Mercurial Ate Our Breakfast [with Revsets], But We Don't Mind

inerte · on July 28, 2010

I don't know if you talked with the mercurial guys before starting SourceQL, but it seems your work overlapped someone else's effort. Everyone could have finished the feature earlier and with better quality.

Next time, my suggestion is to announce what you are doing (to the project maintainers). Be part of the community instead of coming up with something "done" that none knows about.

(sorry if I got the wrong impression about your involvement, but by your story I could not be sure!)

irskep · on July 28, 2010

You got the right impression about our involvement, but the wrong idea about the outcome.

When a professor asks you to do a semester project, you look for an area where work within your abilities can be done. This is what we came up with. We spent a few hours searching for similar projects and found nothing, and it would have been impractical to get in touch with every maintainer of every SCM to see if they were working on a feature like revsets.

We used Mercurial for two reasons: it is distributed, and it has a great hook API. There was no traffic on the mailing list that would have hinted to us that revsets were on the way. As far as I can tell, Matt Mackall himself was just as uncommunicative as we were. The only place I can find revsets mentioned prior to their introduction in Mercurial 1.6 was a mailing list post where he announced them, fully baked and implemented. Can we be expected to be more involved with the community than the primary maintainer of the project?

Anyway, we never felt comfortable with sharing our work that had a nonzero probability of becoming vaporware. We only recently realized that the ideas themselves might be worth something to others, and this is our way of introducing ourselves to the community. I haven't rejoined the Mercurial mailing list yet simply because I have been busy with work and it keeps slipping my mind, but I do want to get plugged in with them.

timtadh · on July 28, 2010

(the other author here)

In addition to what Steve said, this particular "feature" is really just the very beginning for us. Our ideas about what query-able version control mean go way beyond the ability to select arbitrary sets of commits based on commit meta data. We want to be able to do higher order queries. For instance:

For each line of code written by Johnny what is the average life span of a line of code.

Basically how lasting on average are lines of code written by a particular developer. You could combine this query to be only on a particular subgraph forest of the repository (for instance a branch, or commits this quarter). These types of queries are aggregation queries, however there are other classes of queries we would like to support as well. See some of the papers we wrote on scribd for more details. We will be writing a another post soon covering our vision for version control query.

irskep · on July 28, 2010

Author here, taking requests for clarification, suggestions for what to talk about next, etc.

masklinn · on July 28, 2010

Wouldn't the other obvious approach (to storing data in an easily queryable form) be to store it in an actual database? As Fossil does (and apparently Veracity as well, but I'm still not too sure whether it's only storing metadata in a DB or if it's storing everything there) for instance?

irskep · on July 28, 2010

Since it isn't all that slow to just ask Mercurial for batches of data, there isn't really a need to put it into a database, especially since there is an extra cost of updating the database for every change to the repository. The real problem is string searching and concise data gathering syntax, which is what we are focusing on.

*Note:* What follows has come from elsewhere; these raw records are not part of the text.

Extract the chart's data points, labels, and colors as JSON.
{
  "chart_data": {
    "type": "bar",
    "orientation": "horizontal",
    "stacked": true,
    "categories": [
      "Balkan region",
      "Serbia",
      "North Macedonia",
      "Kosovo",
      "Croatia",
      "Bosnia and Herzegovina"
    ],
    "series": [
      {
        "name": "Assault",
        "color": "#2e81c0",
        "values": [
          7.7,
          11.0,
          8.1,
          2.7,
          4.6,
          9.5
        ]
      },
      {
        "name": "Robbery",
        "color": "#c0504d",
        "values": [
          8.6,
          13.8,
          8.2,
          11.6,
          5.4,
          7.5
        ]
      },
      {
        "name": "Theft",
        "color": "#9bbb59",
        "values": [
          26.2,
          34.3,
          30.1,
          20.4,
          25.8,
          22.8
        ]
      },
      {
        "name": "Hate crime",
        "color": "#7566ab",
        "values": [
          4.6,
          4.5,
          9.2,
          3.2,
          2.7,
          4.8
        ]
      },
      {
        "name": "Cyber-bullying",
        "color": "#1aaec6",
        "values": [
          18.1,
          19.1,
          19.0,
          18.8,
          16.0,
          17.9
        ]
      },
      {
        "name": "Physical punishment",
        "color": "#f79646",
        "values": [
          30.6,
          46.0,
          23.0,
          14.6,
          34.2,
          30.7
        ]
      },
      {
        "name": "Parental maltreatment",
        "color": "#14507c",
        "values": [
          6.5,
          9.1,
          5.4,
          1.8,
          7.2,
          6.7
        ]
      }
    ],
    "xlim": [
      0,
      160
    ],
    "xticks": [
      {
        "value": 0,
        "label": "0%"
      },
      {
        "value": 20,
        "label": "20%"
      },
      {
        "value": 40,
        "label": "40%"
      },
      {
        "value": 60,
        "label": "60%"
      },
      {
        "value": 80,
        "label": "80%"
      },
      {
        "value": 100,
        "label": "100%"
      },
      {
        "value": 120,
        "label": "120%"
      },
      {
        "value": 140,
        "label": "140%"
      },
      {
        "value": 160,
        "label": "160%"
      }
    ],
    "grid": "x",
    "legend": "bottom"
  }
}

In the case of Fossil, it may be possible to access the backend directly and do any selects or joins at that level. While it would be nice to access the data for any system with SQL, for instance, those languages are not suited for working with graph-oriented data, and so the implementation choice comes down to writing a language that transforms user queries into different forms for each system, or writing a language that accesses some underlying database that the repository data has been translated into.

We had been taking the latter approach, but the entrance of revsets pushes us neatly into the former approach. We still have our code to do all the data scraping, so we could use it for example with svn or git (which also has its own subgraph selection mechanism).

There also remains the fact that since we are students, we sometimes like to implement things just for the hell of it. Like databases. We've already got B[+]trees and a parser library, which I'm sure have been written thousands of times, but it's certainly a useful exercise to implement them. Besides, Go is light on libraries right now and it's nice to help them out.

masklinn · on July 28, 2010

> Since it isn't all that slow to just ask Mercurial for batches of data, there isn't really a need to put it into a database, especially since there is an extra cost of updating the database for every change to the repository.

Oh absolutely, my point was that it's simpler if the repo's data is in a DB in the first place.

> those languages are not suited for working with graph-oriented data

Mmmm that's true.

mml · on July 28, 2010

solr?

irskep · on July 28, 2010

The only similarity between Solr and SourceQL is that they scrape data from version control systems. And they index strings. But the goals and access methods are totally different.